Note that https://herimedia.com/norconex-test/this.is.not.a.file/test contains three links with /../ segments:

<!DOCTYPE html>
<html lang="en" class=" is-copy-enabled">
  <head>
    <title>Norconex test</title>
  </head>

  <body>
    Norconex HTTP Collector Test Site
    <a href="../../norconex-test-large.html">Charset Test Large</a>
    <a href="../../norconex-test.html">Charset Test Small</a>
    <a href="../test">No Extension Test</a>
  </body>
</html>

As a result, the crawler e.g.

  1. queues https://herimedia.com/norconex-test/this.is.not.a.file/../../norconex-test.html.
  2. This file links back to norconex-test/this.is.not.a.file/test.
  3. The crawler then interprets that as https://herimedia.com/norconex-test/this.is.not.a.file/../../norconex-test/this.is.not.a.file/test. This file has previously already been crawled but that isn't recognized as the URL is not properly normalized.
  4. Now it gets even crazier because the crawler processes the links again and now e.g. queues https://herimedia.com/norconex-test/this.is.not.a.file/../../norconex-test/this.is.not.a.file/../../norconex-test.html.
  5. This will repeat indefinitely with more and more norconex-test/this.is.not.a.file/../../ repetitions until the crawler gets stopped.

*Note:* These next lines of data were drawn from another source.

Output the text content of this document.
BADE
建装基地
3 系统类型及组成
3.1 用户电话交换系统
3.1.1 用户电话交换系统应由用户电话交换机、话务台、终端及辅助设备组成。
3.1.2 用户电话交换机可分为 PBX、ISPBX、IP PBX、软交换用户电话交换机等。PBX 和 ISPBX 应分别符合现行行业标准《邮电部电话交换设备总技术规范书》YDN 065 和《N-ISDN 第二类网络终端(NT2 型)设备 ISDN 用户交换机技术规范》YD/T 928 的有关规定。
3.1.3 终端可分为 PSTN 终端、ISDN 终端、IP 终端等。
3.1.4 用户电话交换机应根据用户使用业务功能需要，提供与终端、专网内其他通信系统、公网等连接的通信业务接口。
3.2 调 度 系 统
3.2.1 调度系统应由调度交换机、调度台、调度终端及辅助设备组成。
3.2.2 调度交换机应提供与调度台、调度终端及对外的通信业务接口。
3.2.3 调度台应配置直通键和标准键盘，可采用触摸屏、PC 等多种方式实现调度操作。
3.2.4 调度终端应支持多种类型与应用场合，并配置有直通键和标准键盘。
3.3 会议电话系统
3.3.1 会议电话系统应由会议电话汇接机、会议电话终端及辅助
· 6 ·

Instead what should happen is that in (1) the crawler right away turns https://herimedia.com/norconex-test/this.is.not.a.file/../../norconex-test.html into https://herimedia.com/norconex-test.html even before queueing.

See here for a sample log.

essiembre commented 8 years ago

This is already supported. You have to enabled it in the URL normalization phase. Have a look at GenericURLNormalizer. You can enable it by adding removeDotSegments like this:

  <urlNormalizer class="com.norconex.collector.http.url.impl.GenericURLNormalizer">
    <normalizations>
        removeFragment, lowerCaseSchemeHost, upperCaseEscapeSequence,
        decodeUnreservedCharacters, removeDefaultPort, encodeNonURICharacters,
        removeDotSegments
    </normalizations>
  </urlNormalizer>

The other normalizations in the above example are the default ones always applied.

The reason removeDotSegments is not part of the defaults is because there is no guarantee it will not change URL semantics for all websites out there.

Please try with the above config snippet and let me know.

niels commented 8 years ago

Ah yes, of course. I have the normalizations in all my production configs but was playing around with minimalistic test configs when I ran into this (non-) issue.

Many thanks for the prompt sanity check!